Moreover, this interpretation is consistent with established rules of statutory construction which provide that a remedial statute designed to introduce regulations conducive to the public good are to be liberally construed. In Re School District No. 6, 284 Mich 132, 144; 278 NW 792, (1938). Based on these principles, youthful offenders placed in schools or similar organizations employing more than one person as a part of the Juvenile Division's restitution program would be covered by the terms of the right to know law.

Under the terms of the "right to know" provisions of MIOSHA an employer is required to do a number of things. MCL 408.1011(a) and (c); MSA 17.50(11)(a) and (c) provides that an employer shall furnish to each employee a place of employment which is free from recognized hazards that "are causing, or are likely to cause, death or serious physical harm to the employee," and post notices to keep employees informed of their protections. In addition, employers are required to comply with "the rules and standards promulgated" pursuant to the Act. MCL 408.1011(b); MSA 17.50(11)(b). In that regard, MCL 408.1014a(1); MSA 17.50(14a)(1) expressly incorporates by reference the occupational safety and health hazard communication standard adopted by the United States department of labor and codified at 29 CFR 1910.1200. It further provides that MCL 408.1014b-14l; MSA 17.50(14b)-(14l), apply to covered employers, subject to certain limitations described in subsections (4), (5), (6) and (7) of MCL 408.1014a; MSA 17.50(14a). Of particular relevance to your inquiry is subsection (6) which provides:

"(6) Beginning February 25, 1987, an employer who is subject to this act but who is not otherwise specifically described in subsections (4) and (5) (1) shall comply with the requirements of the standard incorporated by reference pursuant to subsection (1) and with sections 14b to 141 with respect to the use of hazardous chemicals in the workplace. However, instead of complying with any conflicting provision of the standard incorporated by reference in subsection (1), an employer who is described in this subsection is required:

"(a) To provide information and training only to employees who are exposed to hazardous chemicals in the normal course of employment or who are likely to be exposed to hazardous chemicals in the event of an emergency.
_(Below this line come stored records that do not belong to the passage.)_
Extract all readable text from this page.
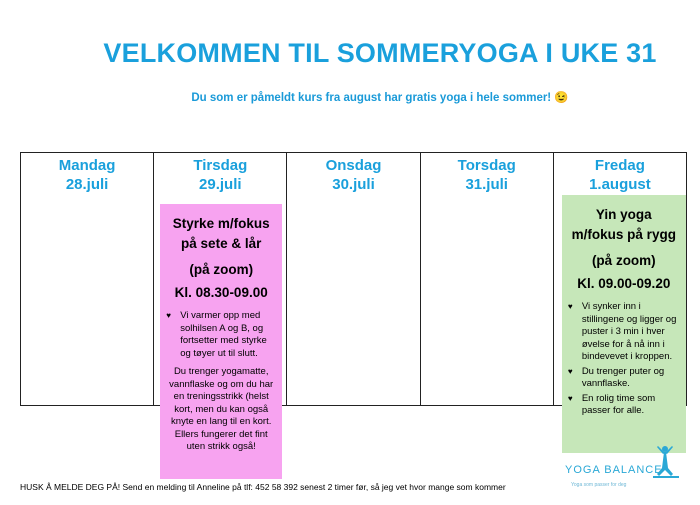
VELKOMMEN TIL SOMMERYOGA I UKE 31
Du som er påmeldt kurs fra august har gratis yoga i hele sommer! 😉
Mandag
28.juli
Tirsdag
29.juli
Styrke m/fokus
på sete & lår
(på zoom)
Kl. 08.30-09.00
♥ Vi varmer opp med solhilsen A og B, og fortsetter med styrke og tøyer ut til slutt.
Du trenger yogamatte, vannflaske og om du har en treningsstrikk (helst kort, men du kan også knyte en lang til en kort. Ellers fungerer det fint uten strikk også!
Onsdag
30.juli
Torsdag
31.juli
Fredag
1.august
Yin yoga
m/fokus på rygg
(på zoom)
Kl. 09.00-09.20
♥ Vi synker inn i stillingene og ligger og puster i 3 min i hver øvelse for å nå inn i bindevevet i kroppen.
♥ Du trenger puter og vannflaske.
♥ En rolig time som passer for alle.
HUSK Å MELDE DEG PÅ! Send en melding til Anneline på tlf: 452 58 392 senest 2 timer før, så jeg vet hvor mange som kommer
YOGA BALANCE
Yoga som passer for deg
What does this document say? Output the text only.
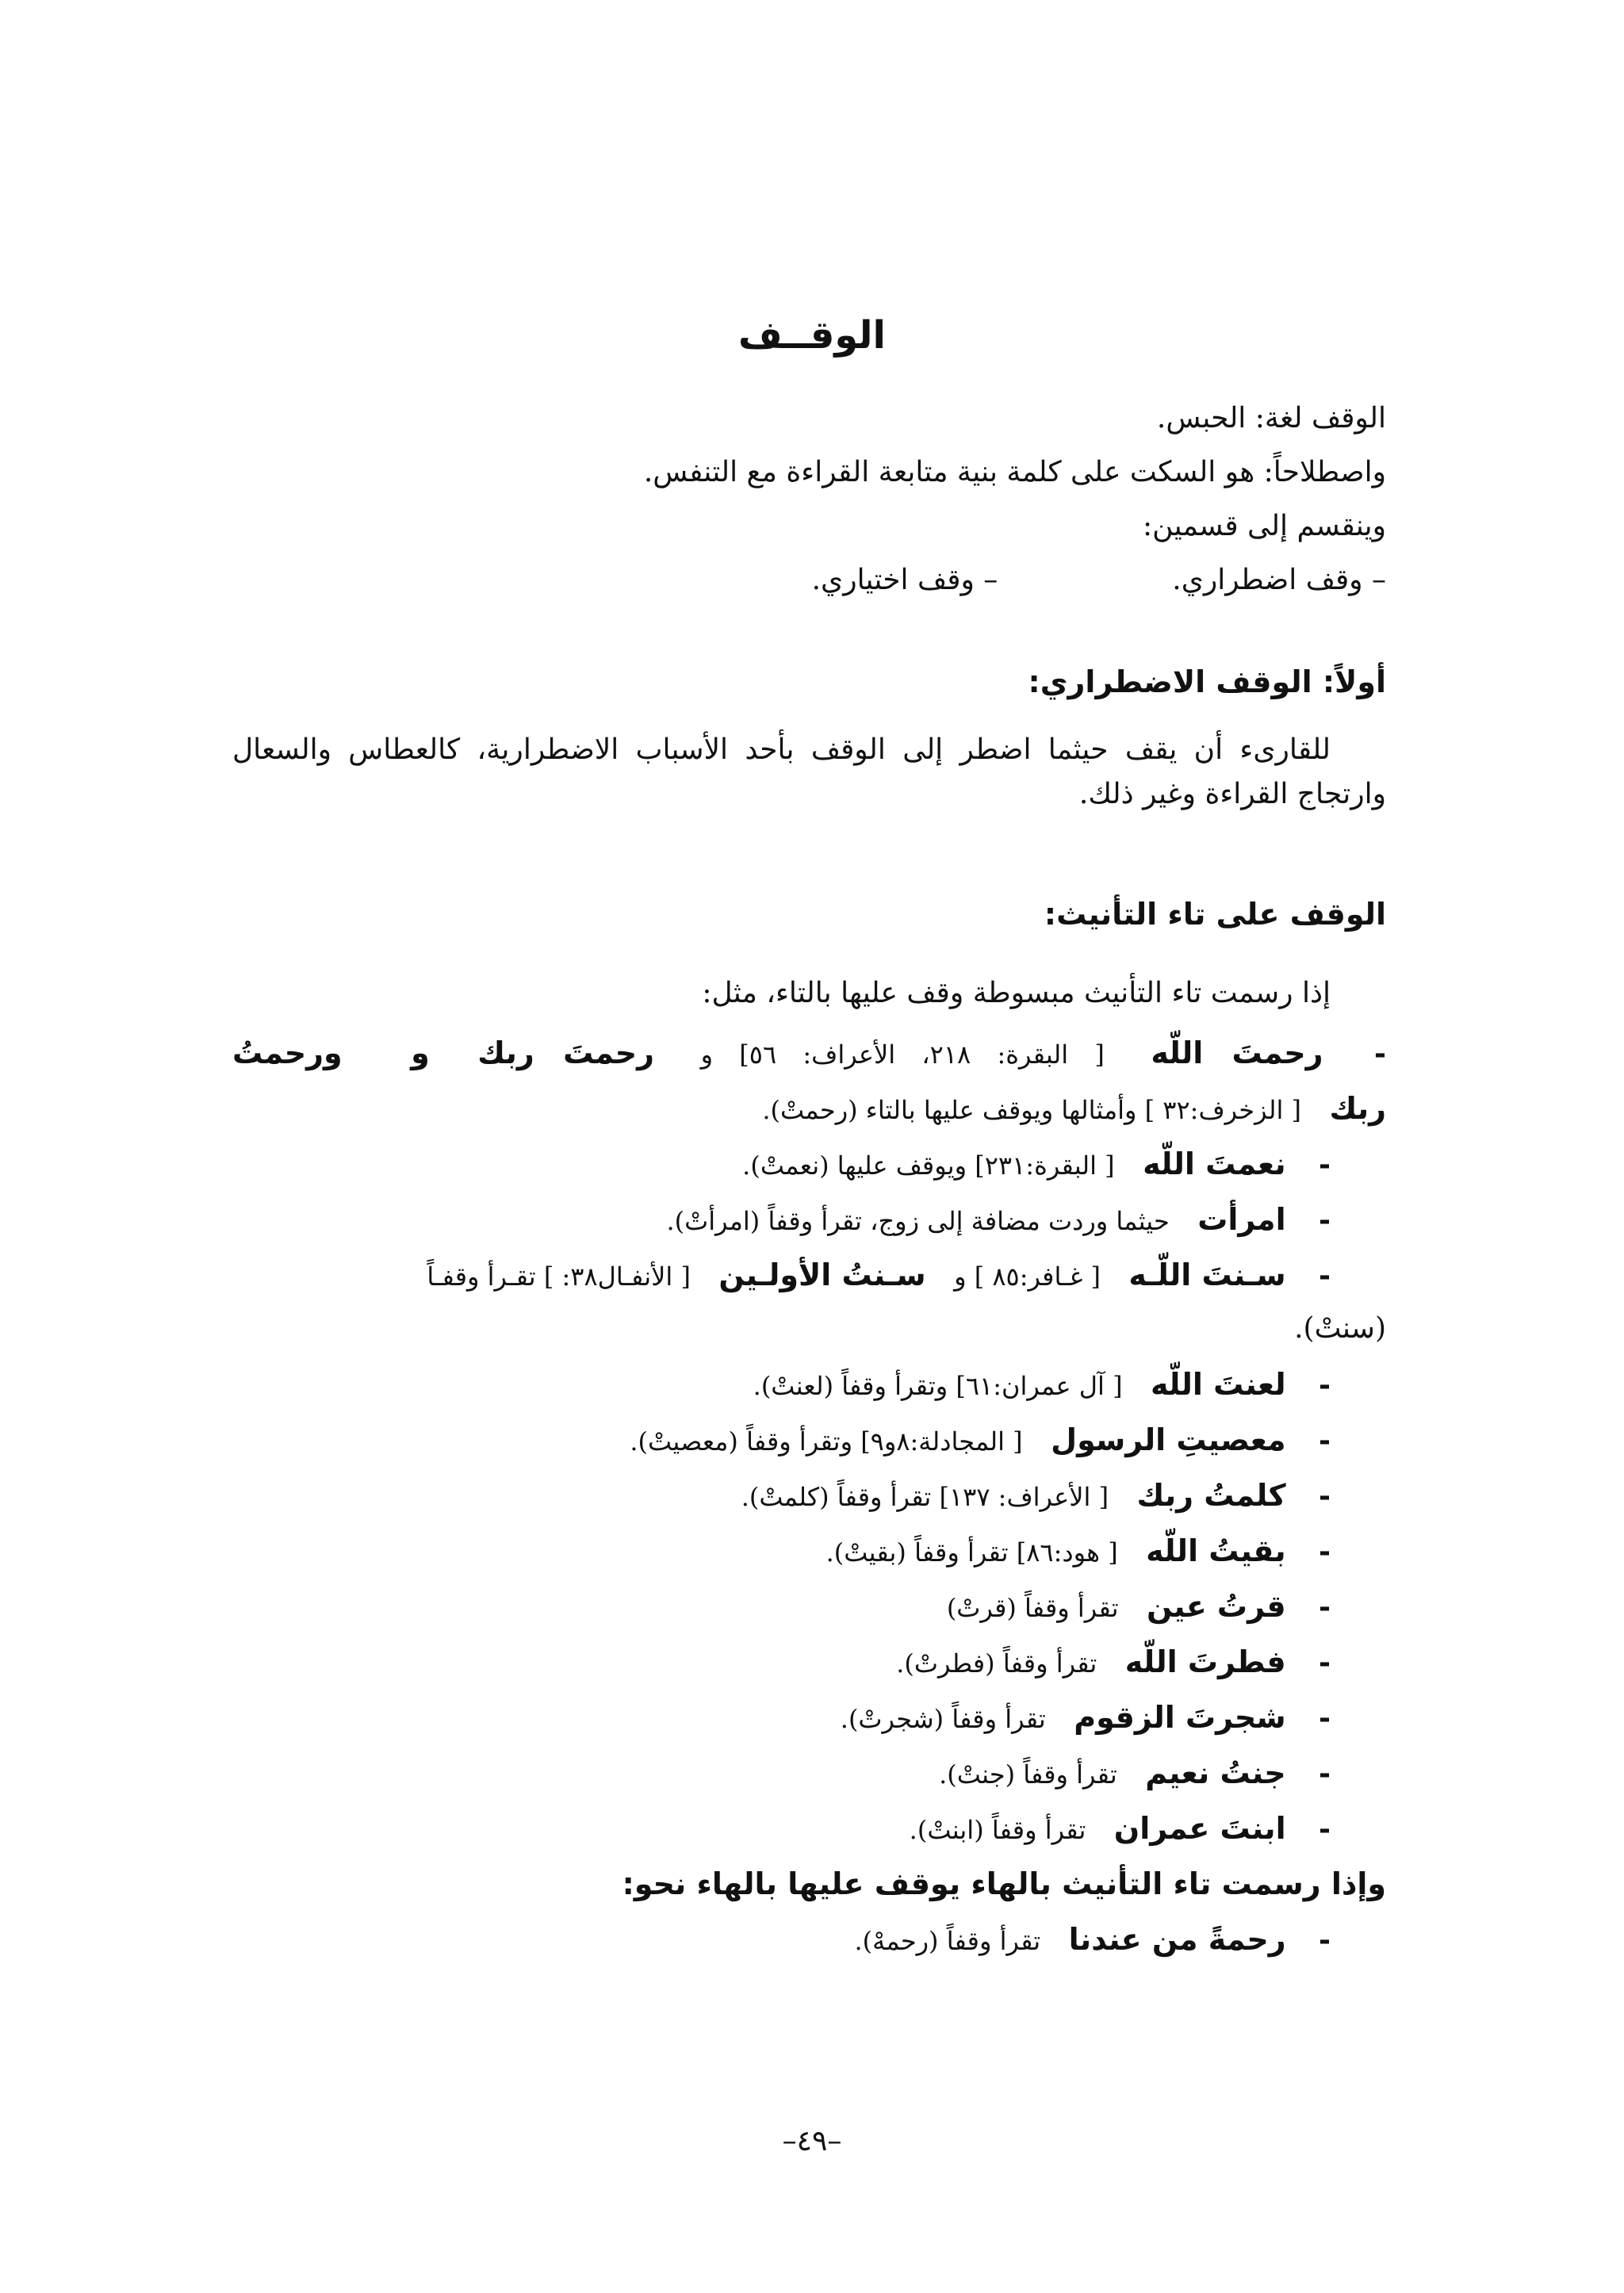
الوقــف
الوقف لغة: الحبس.
واصطلاحاً: هو السكت على كلمة بنية متابعة القراءة مع التنفس.
وينقسم إلى قسمين:
– وقف اضطراري.– وقف اختياري.
أولاً: الوقف الاضطراري:
للقارىء أن يقف حيثما اضطر إلى الوقف بأحد الأسباب الاضطرارية، كالعطاس والسعال وارتجاج القراءة وغير ذلك.
الوقف على تاء التأنيث:
إذا رسمت تاء التأنيث مبسوطة وقف عليها بالتاء، مثل:
- رحمتَ اللّه [ البقرة: ٢١٨، الأعراف: ٥٦] و رحمتَ ربك و ورحمتُ
ربك [ الزخرف:٣٢ ] وأمثالها ويوقف عليها بالتاء (رحمتْ).
- نعمتَ اللّه [ البقرة:٢٣١] ويوقف عليها (نعمتْ).
- امرأت حيثما وردت مضافة إلى زوج، تقرأ وقفاً (امرأتْ).
- سـنتَ اللّـه [ غـافر:٨٥ ] و سـنتُ الأولـين [ الأنفـال٣٨: ] تقـرأ وقفـاً
(سنتْ).
- لعنتَ اللّه [ آل عمران:٦١] وتقرأ وقفاً (لعنتْ).
- معصيتِ الرسول [ المجادلة:٨و٩] وتقرأ وقفاً (معصيتْ).
- كلمتُ ربك [ الأعراف: ١٣٧] تقرأ وقفاً (كلمتْ).
- بقيتُ اللّه [ هود:٨٦] تقرأ وقفاً (بقيتْ).
- قرتُ عين تقرأ وقفاً (قرتْ)
- فطرتَ اللّه تقرأ وقفاً (فطرتْ).
- شجرتَ الزقوم تقرأ وقفاً (شجرتْ).
- جنتُ نعيم تقرأ وقفاً (جنتْ).
- ابنتَ عمران تقرأ وقفاً (ابنتْ).
وإذا رسمت تاء التأنيث بالهاء يوقف عليها بالهاء نحو:
- رحمةً من عندنا تقرأ وقفاً (رحمهْ).
–٤٩–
"(b) In the case where a hazardous chemical is mixed or combined with any other chemical or hazardous chemical by the employer, to maintain and provide a material safety data sheet for each constitutent hazardous chemical and to maintain a material identification system that identifies to employees the appropriate material safety data sheets." MCL 408.1014a(6); MSA 17.50(14a)(6) [footnote and emphasis added.]

This subsection provides that an employer must provide information and training to those employees exposed to hazardous chemicals in the normal course of employment or in the event of a foreseeable emergency. This provision necessarily calls upon employers to judge those circumstances where an employee's exposure arises in the normal course of employment or might arise as a result of a foreseeable emergency. If, for example, a youthful offender is placed in a maintenance position at a school setting and is responsible for washing walls or floors with materials containing hazardous chemicals, MCL 408.1014a(6); MSA 17.50(14a)(6) would oblige the employer to provide appropriate information and training to the youth.
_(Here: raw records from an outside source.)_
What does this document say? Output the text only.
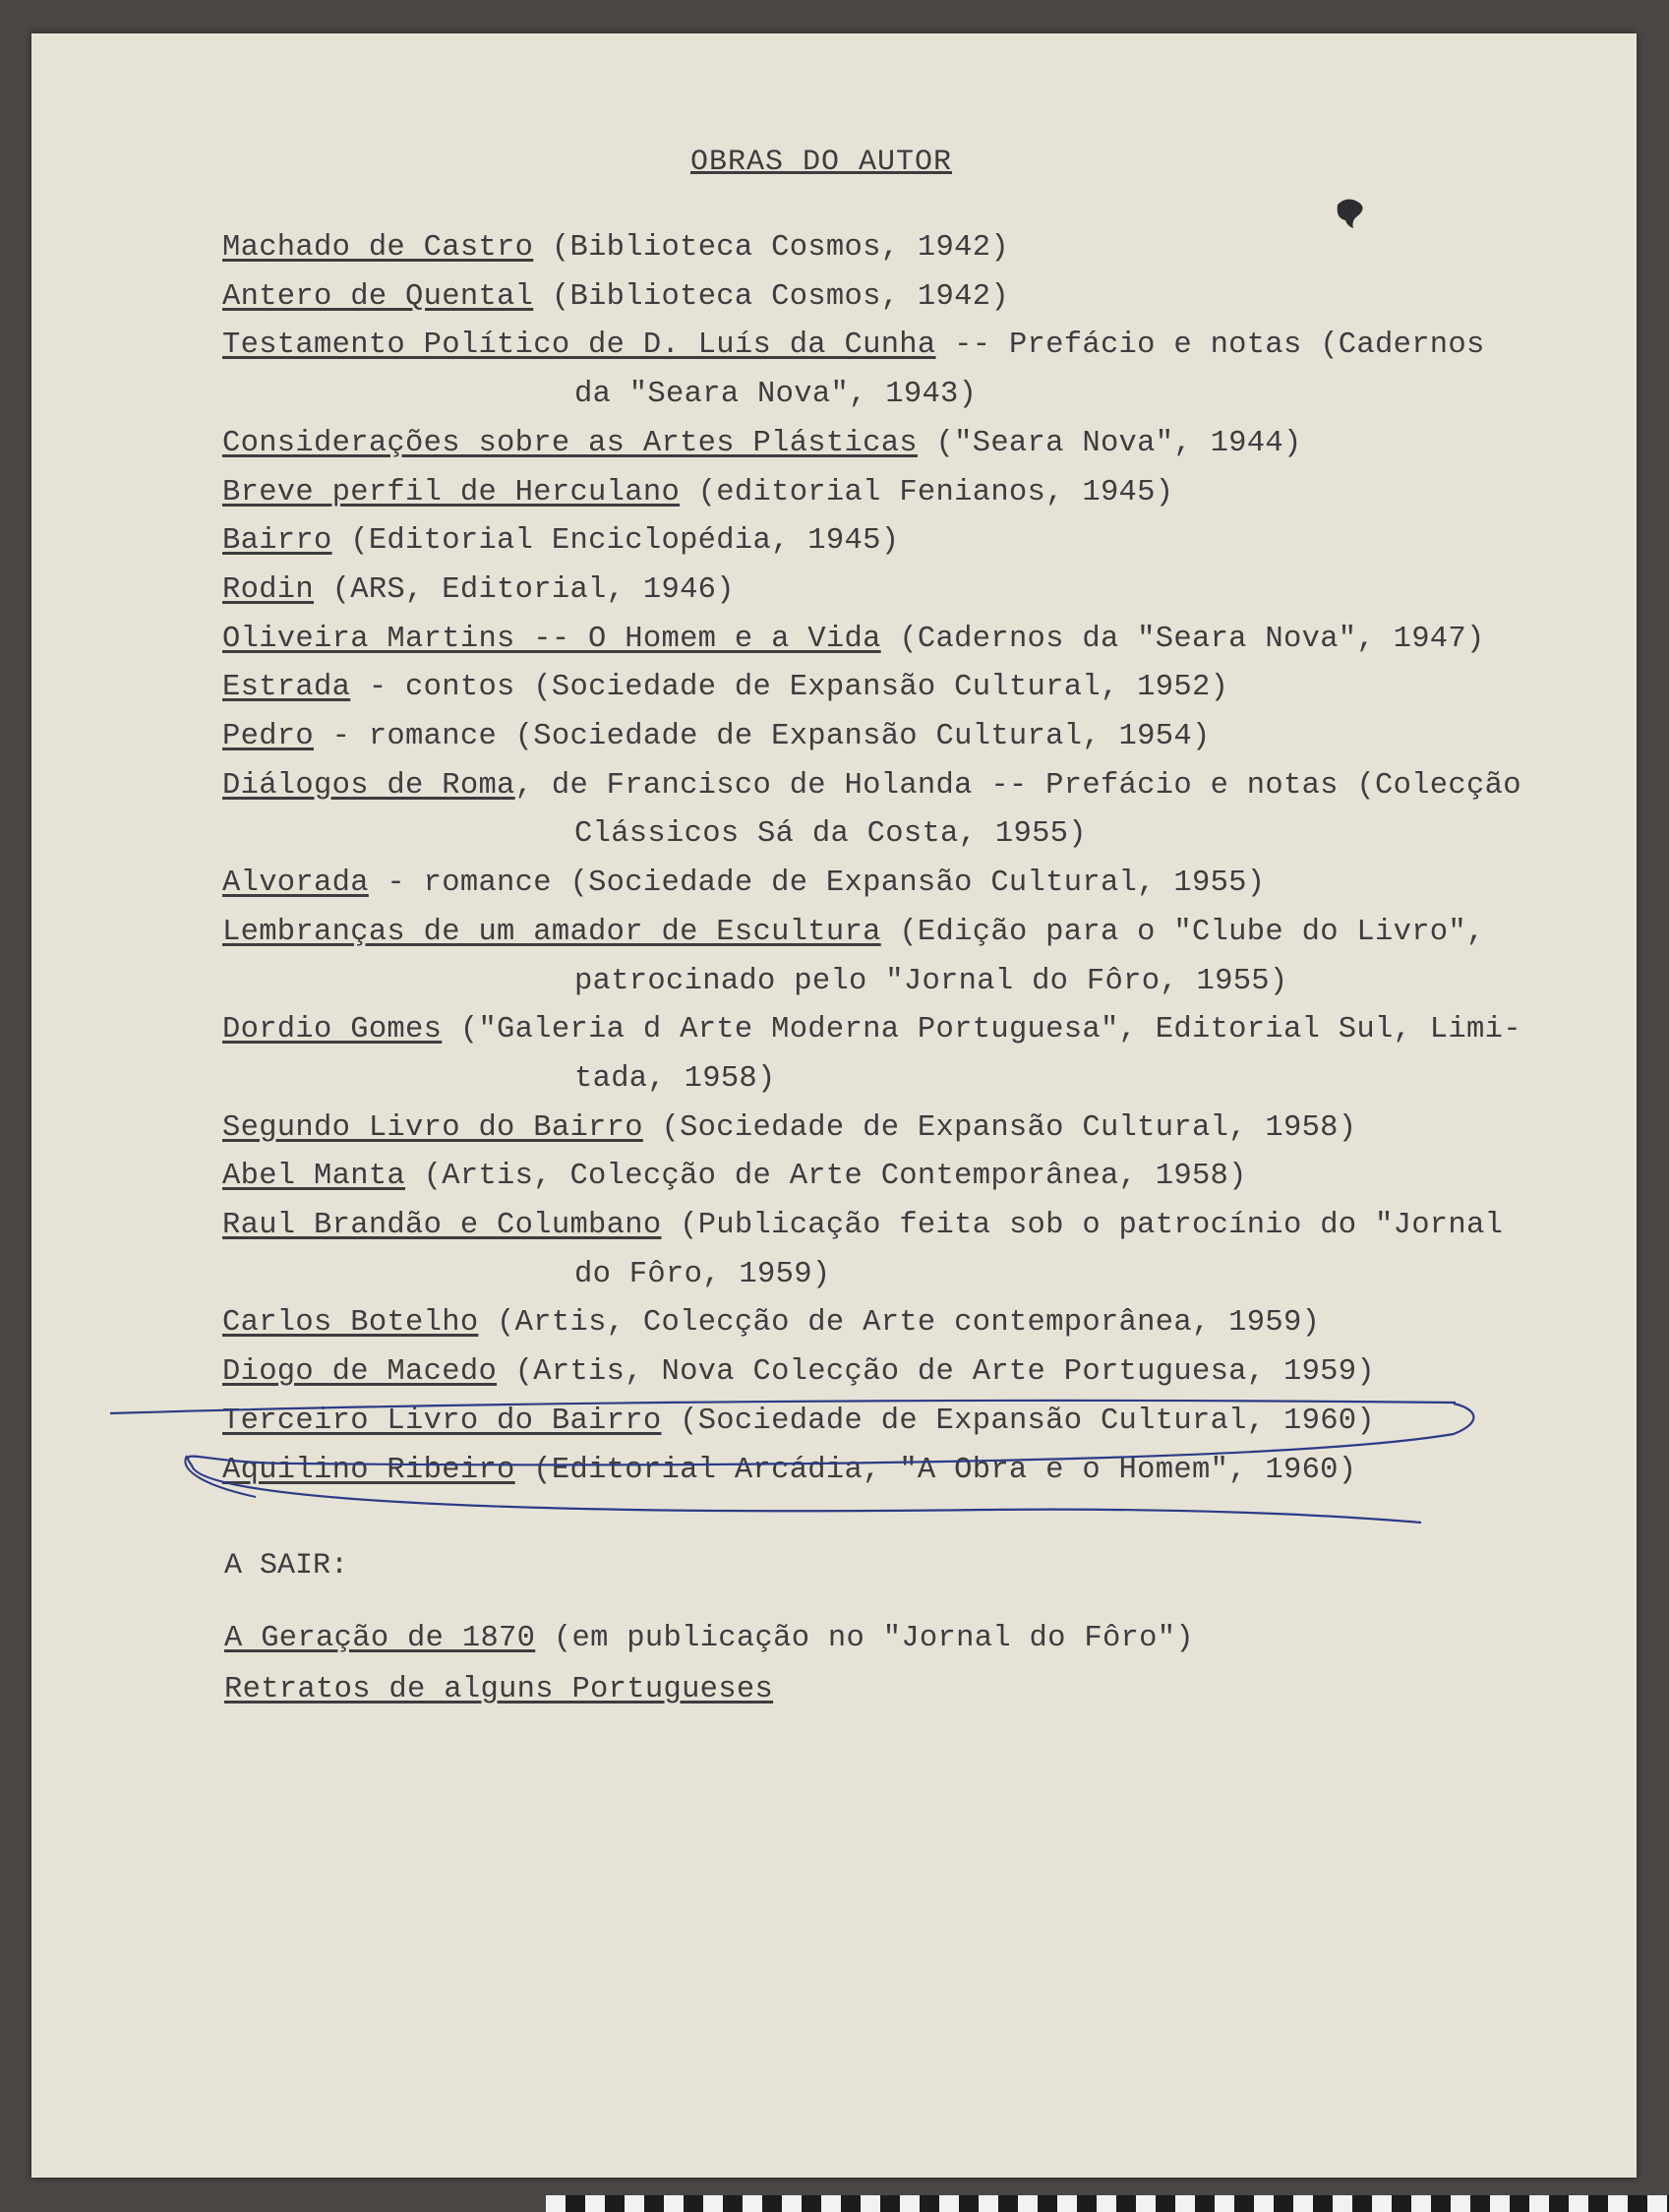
OBRAS DO AUTOR
Machado de Castro (Biblioteca Cosmos, 1942)
Antero de Quental (Biblioteca Cosmos, 1942)
Testamento Político de D. Luís da Cunha -- Prefácio e notas (Cadernos
da "Seara Nova", 1943)
Considerações sobre as Artes Plásticas ("Seara Nova", 1944)
Breve perfil de Herculano (editorial Fenianos, 1945)
Bairro (Editorial Enciclopédia, 1945)
Rodin (ARS, Editorial, 1946)
Oliveira Martins -- O Homem e a Vida (Cadernos da "Seara Nova", 1947)
Estrada - contos (Sociedade de Expansão Cultural, 1952)
Pedro - romance (Sociedade de Expansão Cultural, 1954)
Diálogos de Roma, de Francisco de Holanda -- Prefácio e notas (Colecção
Clássicos Sá da Costa, 1955)
Alvorada - romance (Sociedade de Expansão Cultural, 1955)
Lembranças de um amador de Escultura (Edição para o "Clube do Livro",
patrocinado pelo "Jornal do Fôro, 1955)
Dordio Gomes ("Galeria d Arte Moderna Portuguesa", Editorial Sul, Limi-
tada, 1958)
Segundo Livro do Bairro (Sociedade de Expansão Cultural, 1958)
Abel Manta (Artis, Colecção de Arte Contemporânea, 1958)
Raul Brandão e Columbano (Publicação feita sob o patrocínio do "Jornal
do Fôro, 1959)
Carlos Botelho (Artis, Colecção de Arte contemporânea, 1959)
Diogo de Macedo (Artis, Nova Colecção de Arte Portuguesa, 1959)
Terceiro Livro do Bairro (Sociedade de Expansão Cultural, 1960)
Aquilino Ribeiro (Editorial Arcádia, "A Obra e o Homem", 1960)
A SAIR:
A Geração de 1870 (em publicação no "Jornal do Fôro")
Retratos de alguns Portugueses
It is my opinion, therefore, that employers who permit youthful offenders to perform "public service work" in their places of employment must train and inform them regarding exposure to hazardous chemicals that would arise in the normal course of their duties or as a result of a foreseeable emergency as required by the "right to know" provisions of the Michigan Occupational Safety and Health Act.

Frank J. Kelley

Attorney General

(1) Subsections (4) and (5) set forth requirements applicable to employers who are in a specified standard industrial classification which, it is assumed, would not relate to the employers participating in the restitution program.